Mamy do czynienia często z pewnym niezrozumiałym, że tak powiem, ukrywaniem tych łóżek – poinformował minister zdrowia Adam Niedzielski. W związku z powtarzającymi się problemami zdecydował, że każdego szpitala zostanie wysłany jeden żołnierz, aby monitorować liczbę dostępnych łóżek. Dlaczego szpitale „ukrywają” łóżka?
We wtorek odbyła się konferencja prasowa z udziałem ministra zdrowia Adama Niedzielskiego. Szef resortu przedstawił nową strategię walki z COVID-19. Oparto ją na modelu piramidy.
– Naszą propozycją sformułowaną w strategii jest sformułowanie modelu piramidy prowadzenia pacjenta covidowego, który składa się z dwóch poziomów: szpitalnego (…) a teraz chcemy rozbudować fundament tej piramidy, czyli podstawową opiekę nad pacjentem covidowym – podkreślił.

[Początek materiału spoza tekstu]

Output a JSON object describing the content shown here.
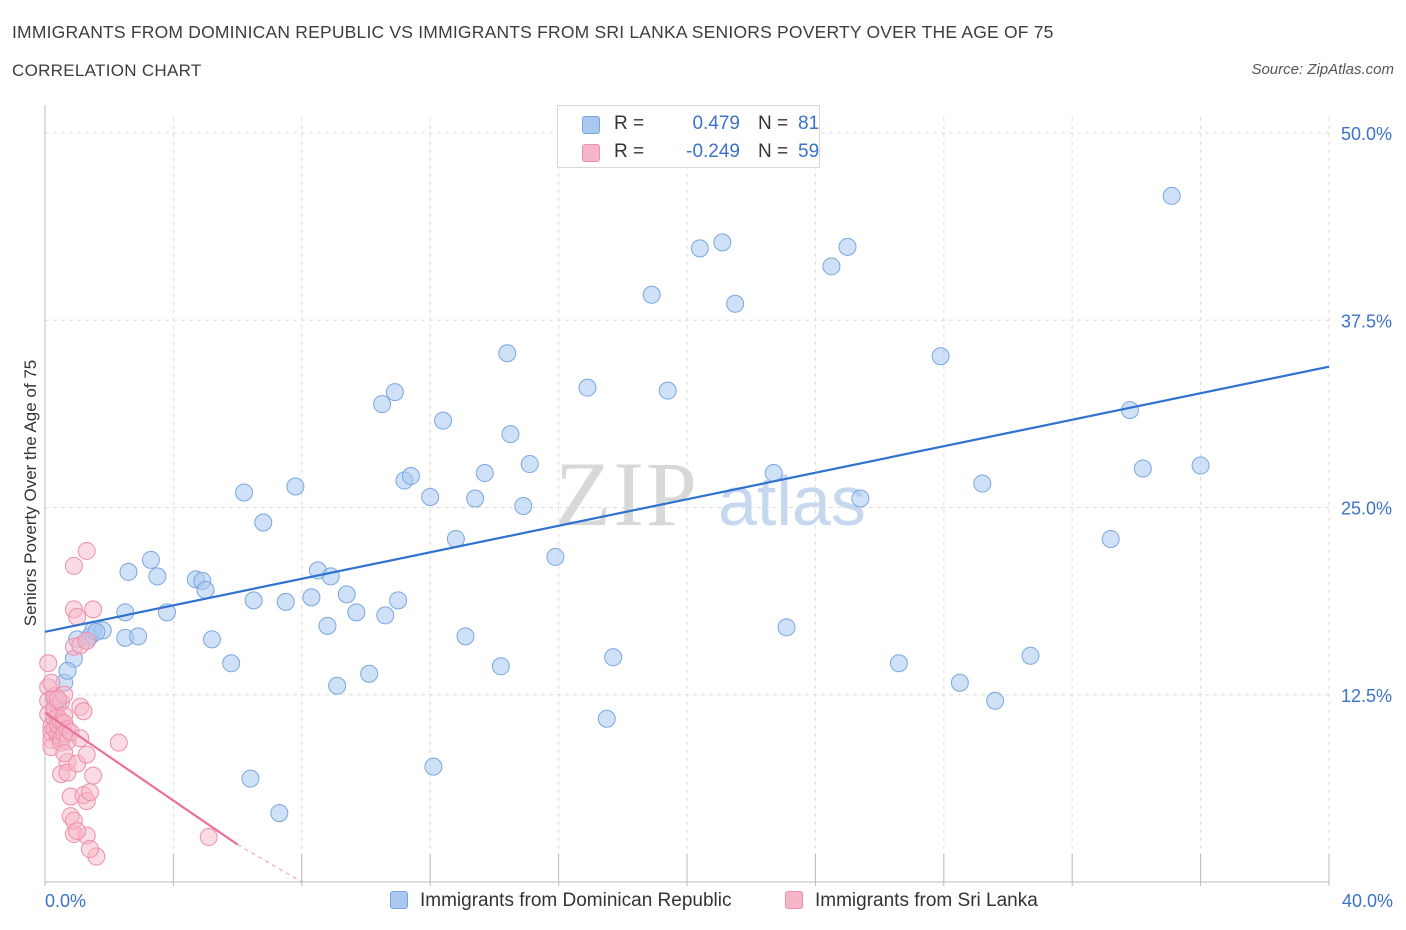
{
  "header": {
    "title": "IMMIGRANTS FROM DOMINICAN REPUBLIC VS IMMIGRANTS FROM SRI LANKA SENIORS POVERTY OVER THE AGE OF 75",
    "subtitle": "CORRELATION CHART",
    "source": "Source: ZipAtlas.com"
  },
  "legend": {
    "rows": [
      {
        "r_label": "R =",
        "r_value": "0.479",
        "n_label": "N =",
        "n_value": "81"
      },
      {
        "r_label": "R =",
        "r_value": "-0.249",
        "n_label": "N =",
        "n_value": "59"
      }
    ]
  },
  "colors": {
    "blue_fill": "#a8c8f0",
    "blue_stroke": "#7aa6e0",
    "blue_line": "#2f72d0",
    "pink_fill": "#f5b6c8",
    "pink_stroke": "#ef8fab",
    "pink_line": "#e8709a",
    "grid": "#dddddd",
    "axis_text": "#3b73c8"
  },
  "chart_data": {
    "type": "scatter",
    "title": "IMMIGRANTS FROM DOMINICAN REPUBLIC VS IMMIGRANTS FROM SRI LANKA SENIORS POVERTY OVER THE AGE OF 75",
    "xlabel": "",
    "ylabel": "Seniors Poverty Over the Age of 75",
    "xlim": [
      0,
      40
    ],
    "ylim": [
      0,
      50
    ],
    "x_tick_labels": [
      "0.0%",
      "40.0%"
    ],
    "y_ticks": [
      12.5,
      25,
      37.5,
      50
    ],
    "y_tick_labels": [
      "12.5%",
      "25.0%",
      "37.5%",
      "50.0%"
    ],
    "grid": true,
    "legend_position": "top-center",
    "watermark": "ZIPatlas",
    "series": [
      {
        "name": "Immigrants from Dominican Republic",
        "color": "#a8c8f0",
        "r": 0.479,
        "n": 81,
        "trend": {
          "x": [
            0,
            40
          ],
          "y": [
            16.7,
            34.4
          ]
        },
        "points": [
          [
            0.3,
            12.2
          ],
          [
            0.4,
            11.8
          ],
          [
            0.6,
            13.3
          ],
          [
            0.9,
            14.9
          ],
          [
            1.0,
            16.2
          ],
          [
            1.4,
            16.4
          ],
          [
            1.5,
            16.8
          ],
          [
            0.7,
            14.1
          ],
          [
            2.5,
            16.3
          ],
          [
            2.9,
            16.4
          ],
          [
            1.3,
            16.1
          ],
          [
            1.8,
            16.8
          ],
          [
            2.5,
            18.0
          ],
          [
            2.6,
            20.7
          ],
          [
            3.3,
            21.5
          ],
          [
            3.5,
            20.4
          ],
          [
            4.7,
            20.2
          ],
          [
            4.9,
            20.1
          ],
          [
            5.2,
            16.2
          ],
          [
            5.8,
            14.6
          ],
          [
            5.0,
            19.5
          ],
          [
            6.5,
            18.8
          ],
          [
            6.2,
            26.0
          ],
          [
            6.8,
            24.0
          ],
          [
            7.5,
            18.7
          ],
          [
            7.8,
            26.4
          ],
          [
            8.3,
            19.0
          ],
          [
            8.5,
            20.8
          ],
          [
            8.8,
            17.1
          ],
          [
            8.9,
            20.4
          ],
          [
            9.1,
            13.1
          ],
          [
            9.4,
            19.2
          ],
          [
            9.7,
            18.0
          ],
          [
            10.1,
            13.9
          ],
          [
            10.5,
            31.9
          ],
          [
            10.9,
            32.7
          ],
          [
            10.6,
            17.8
          ],
          [
            11.0,
            18.8
          ],
          [
            11.2,
            26.8
          ],
          [
            11.4,
            27.1
          ],
          [
            12.0,
            25.7
          ],
          [
            12.1,
            7.7
          ],
          [
            12.4,
            30.8
          ],
          [
            12.8,
            22.9
          ],
          [
            13.1,
            16.4
          ],
          [
            13.4,
            25.6
          ],
          [
            13.7,
            27.3
          ],
          [
            14.2,
            14.4
          ],
          [
            14.4,
            35.3
          ],
          [
            14.5,
            29.9
          ],
          [
            14.9,
            25.1
          ],
          [
            15.1,
            27.9
          ],
          [
            15.9,
            21.7
          ],
          [
            16.9,
            33.0
          ],
          [
            17.5,
            10.9
          ],
          [
            17.7,
            15.0
          ],
          [
            18.9,
            39.2
          ],
          [
            19.4,
            32.8
          ],
          [
            20.4,
            42.3
          ],
          [
            21.1,
            42.7
          ],
          [
            21.5,
            38.6
          ],
          [
            22.7,
            27.3
          ],
          [
            23.1,
            17.0
          ],
          [
            24.5,
            41.1
          ],
          [
            25.0,
            42.4
          ],
          [
            25.4,
            25.6
          ],
          [
            26.6,
            14.6
          ],
          [
            27.9,
            35.1
          ],
          [
            28.5,
            13.3
          ],
          [
            29.2,
            26.6
          ],
          [
            29.6,
            12.1
          ],
          [
            30.7,
            15.1
          ],
          [
            33.2,
            22.9
          ],
          [
            33.8,
            31.5
          ],
          [
            34.2,
            27.6
          ],
          [
            35.1,
            45.8
          ],
          [
            36.0,
            27.8
          ],
          [
            6.4,
            6.9
          ],
          [
            7.3,
            4.6
          ],
          [
            1.6,
            16.7
          ],
          [
            3.8,
            18.0
          ]
        ]
      },
      {
        "name": "Immigrants from Sri Lanka",
        "color": "#f5b6c8",
        "r": -0.249,
        "n": 59,
        "trend": {
          "x": [
            0,
            6.0
          ],
          "y": [
            11.3,
            2.5
          ]
        },
        "trend_dashed": {
          "x": [
            6.0,
            8.0
          ],
          "y": [
            2.5,
            -0.4
          ]
        },
        "points": [
          [
            0.1,
            14.6
          ],
          [
            0.1,
            13.0
          ],
          [
            0.1,
            12.1
          ],
          [
            0.1,
            11.2
          ],
          [
            0.2,
            10.4
          ],
          [
            0.2,
            10.0
          ],
          [
            0.2,
            9.5
          ],
          [
            0.2,
            9.0
          ],
          [
            0.3,
            12.4
          ],
          [
            0.3,
            11.6
          ],
          [
            0.3,
            10.9
          ],
          [
            0.3,
            10.2
          ],
          [
            0.4,
            9.8
          ],
          [
            0.4,
            11.0
          ],
          [
            0.4,
            10.5
          ],
          [
            0.5,
            12.0
          ],
          [
            0.5,
            9.6
          ],
          [
            0.5,
            10.7
          ],
          [
            0.5,
            9.3
          ],
          [
            0.5,
            7.2
          ],
          [
            0.6,
            12.5
          ],
          [
            0.6,
            11.1
          ],
          [
            0.6,
            10.6
          ],
          [
            0.6,
            9.9
          ],
          [
            0.7,
            10.2
          ],
          [
            0.7,
            9.4
          ],
          [
            0.7,
            8.0
          ],
          [
            0.7,
            7.3
          ],
          [
            0.8,
            10.0
          ],
          [
            0.8,
            5.7
          ],
          [
            0.8,
            4.4
          ],
          [
            0.9,
            3.2
          ],
          [
            0.9,
            4.1
          ],
          [
            0.9,
            21.1
          ],
          [
            0.9,
            18.2
          ],
          [
            0.9,
            15.7
          ],
          [
            1.0,
            17.7
          ],
          [
            1.0,
            7.9
          ],
          [
            1.1,
            11.7
          ],
          [
            1.1,
            15.8
          ],
          [
            1.1,
            9.6
          ],
          [
            1.2,
            5.8
          ],
          [
            1.2,
            11.4
          ],
          [
            1.3,
            3.1
          ],
          [
            1.3,
            8.5
          ],
          [
            1.3,
            22.1
          ],
          [
            1.3,
            16.1
          ],
          [
            1.3,
            5.4
          ],
          [
            1.4,
            6.0
          ],
          [
            1.5,
            7.1
          ],
          [
            1.5,
            18.2
          ],
          [
            1.6,
            1.7
          ],
          [
            2.3,
            9.3
          ],
          [
            0.6,
            8.6
          ],
          [
            1.4,
            2.2
          ],
          [
            1.0,
            3.4
          ],
          [
            0.4,
            12.2
          ],
          [
            0.2,
            13.3
          ],
          [
            5.1,
            3.0
          ]
        ]
      }
    ]
  },
  "bottom_legend": {
    "items": [
      {
        "label": "Immigrants from Dominican Republic"
      },
      {
        "label": "Immigrants from Sri Lanka"
      }
    ]
  }
}
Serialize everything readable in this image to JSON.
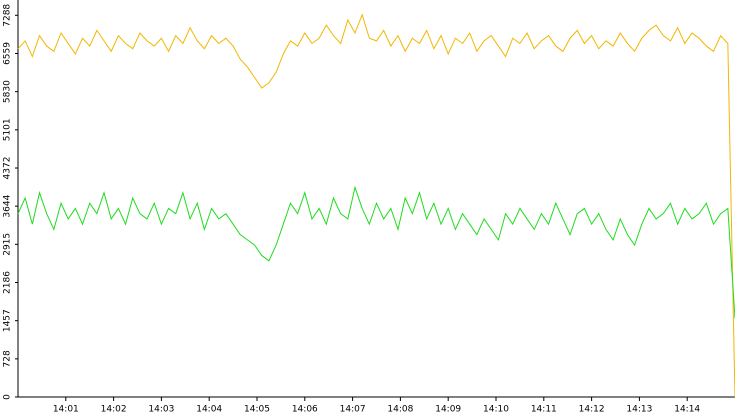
{
  "chart_data": {
    "type": "line",
    "x": [
      840,
      840.15,
      840.3,
      840.45,
      840.6,
      840.75,
      840.9,
      841.05,
      841.2,
      841.35,
      841.5,
      841.65,
      841.8,
      841.95,
      842.1,
      842.25,
      842.4,
      842.55,
      842.7,
      842.85,
      843,
      843.15,
      843.3,
      843.45,
      843.6,
      843.75,
      843.9,
      844.05,
      844.2,
      844.35,
      844.5,
      844.65,
      844.8,
      844.95,
      845.1,
      845.25,
      845.4,
      845.55,
      845.7,
      845.85,
      846,
      846.15,
      846.3,
      846.45,
      846.6,
      846.75,
      846.9,
      847.05,
      847.2,
      847.35,
      847.5,
      847.65,
      847.8,
      847.95,
      848.1,
      848.25,
      848.4,
      848.55,
      848.7,
      848.85,
      849,
      849.15,
      849.3,
      849.45,
      849.6,
      849.75,
      849.9,
      850.05,
      850.2,
      850.35,
      850.5,
      850.65,
      850.8,
      850.95,
      851.1,
      851.25,
      851.4,
      851.55,
      851.7,
      851.85,
      852,
      852.15,
      852.3,
      852.45,
      852.6,
      852.75,
      852.9,
      853.05,
      853.2,
      853.35,
      853.5,
      853.65,
      853.8,
      853.95,
      854.1,
      854.25,
      854.4,
      854.55,
      854.7,
      854.85,
      855
    ],
    "series": [
      {
        "color": "#f2b700",
        "values": [
          6650,
          6800,
          6500,
          6900,
          6700,
          6600,
          6950,
          6750,
          6550,
          6850,
          6700,
          7000,
          6800,
          6600,
          6900,
          6750,
          6650,
          6950,
          6800,
          6700,
          6850,
          6600,
          6900,
          6750,
          7050,
          6800,
          6650,
          6900,
          6750,
          6850,
          6700,
          6450,
          6300,
          6100,
          5900,
          6000,
          6200,
          6550,
          6800,
          6700,
          6950,
          6750,
          6850,
          7100,
          6900,
          6750,
          7200,
          6950,
          7300,
          6850,
          6800,
          7000,
          6700,
          6900,
          6600,
          6850,
          6750,
          7000,
          6650,
          6900,
          6550,
          6850,
          6750,
          6950,
          6600,
          6800,
          6900,
          6700,
          6500,
          6850,
          6750,
          6950,
          6650,
          6800,
          6900,
          6700,
          6600,
          6850,
          7000,
          6750,
          6900,
          6650,
          6800,
          6700,
          6950,
          6750,
          6600,
          6850,
          7000,
          7100,
          6900,
          6800,
          7050,
          6750,
          6950,
          6850,
          6700,
          6600,
          6900,
          6750,
          0
        ]
      },
      {
        "color": "#1fdc1f",
        "values": [
          3500,
          3800,
          3300,
          3900,
          3500,
          3200,
          3700,
          3400,
          3600,
          3300,
          3700,
          3500,
          3900,
          3400,
          3600,
          3300,
          3800,
          3500,
          3400,
          3700,
          3300,
          3600,
          3500,
          3900,
          3400,
          3700,
          3200,
          3600,
          3400,
          3500,
          3300,
          3100,
          3000,
          2900,
          2700,
          2600,
          2900,
          3300,
          3700,
          3500,
          3900,
          3400,
          3600,
          3300,
          3800,
          3500,
          3400,
          4000,
          3600,
          3300,
          3700,
          3400,
          3600,
          3200,
          3800,
          3500,
          3900,
          3400,
          3700,
          3300,
          3600,
          3200,
          3500,
          3300,
          3100,
          3400,
          3200,
          3000,
          3500,
          3300,
          3600,
          3400,
          3200,
          3500,
          3300,
          3700,
          3400,
          3100,
          3500,
          3600,
          3300,
          3500,
          3200,
          3000,
          3400,
          3100,
          2900,
          3300,
          3600,
          3400,
          3500,
          3700,
          3300,
          3600,
          3400,
          3500,
          3700,
          3300,
          3500,
          3600,
          1500
        ]
      }
    ],
    "xlim": [
      840,
      855
    ],
    "xticks": [
      {
        "value": 841,
        "label": "14:01"
      },
      {
        "value": 842,
        "label": "14:02"
      },
      {
        "value": 843,
        "label": "14:03"
      },
      {
        "value": 844,
        "label": "14:04"
      },
      {
        "value": 845,
        "label": "14:05"
      },
      {
        "value": 846,
        "label": "14:06"
      },
      {
        "value": 847,
        "label": "14:07"
      },
      {
        "value": 848,
        "label": "14:08"
      },
      {
        "value": 849,
        "label": "14:09"
      },
      {
        "value": 850,
        "label": "14:10"
      },
      {
        "value": 851,
        "label": "14:11"
      },
      {
        "value": 852,
        "label": "14:12"
      },
      {
        "value": 853,
        "label": "14:13"
      },
      {
        "value": 854,
        "label": "14:14"
      }
    ],
    "ylim": [
      0,
      7580
    ],
    "yticks": [
      0,
      728,
      1457,
      2186,
      2915,
      3644,
      4372,
      5101,
      5830,
      6559,
      7288
    ]
  }
}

Niedzielski zapewnia, że rząd dostosowuje swoje działania do aktualnych potrzeb. We wrześniu modyfikował sposób postępowania z pacjentami, ponieważ pojawiły się problemy z odróżnianiem COVID-19 i innych infekcji. Z kolei w październiku, kiedy w całej Europie następuje gwałtowny przyrost chorych, głównym wyzwaniem była rozbudowa infrastruktury szpitalnej.
Minister zdrowia poświęcił również czas, aby odnieść się do problemów, które opisywały media w ostatnim czasie. W tym kontekście pojawiał się zwłaszcza brak miejsc w szpitalach. Niedzielski przekonuje jednak, że część dyspozytorów nie miało aktualnych informacji dotyczących wolnych łóżek.
Innym problemem było unikanie przyjmowania chorych. – Mamy też do czynienia często z pewnym niezrozumiałym, że tak powiem, ukrywaniem tych łóżek, które faktycznie są dostępne, a niekoniecznie dyrektor czy kierujący jednostką chce tego pacjenta przyjmować – powiedział.
W reakcji na tego typu działania Niedzielski poprosił o wsparcie żołnierzy Wojska Polskiego. Armia skieruje po jednej osobie do każdego szpitala. To właśnie żołnierz będzie aktualizował liczbę dostępnych miejsc w danej placówce.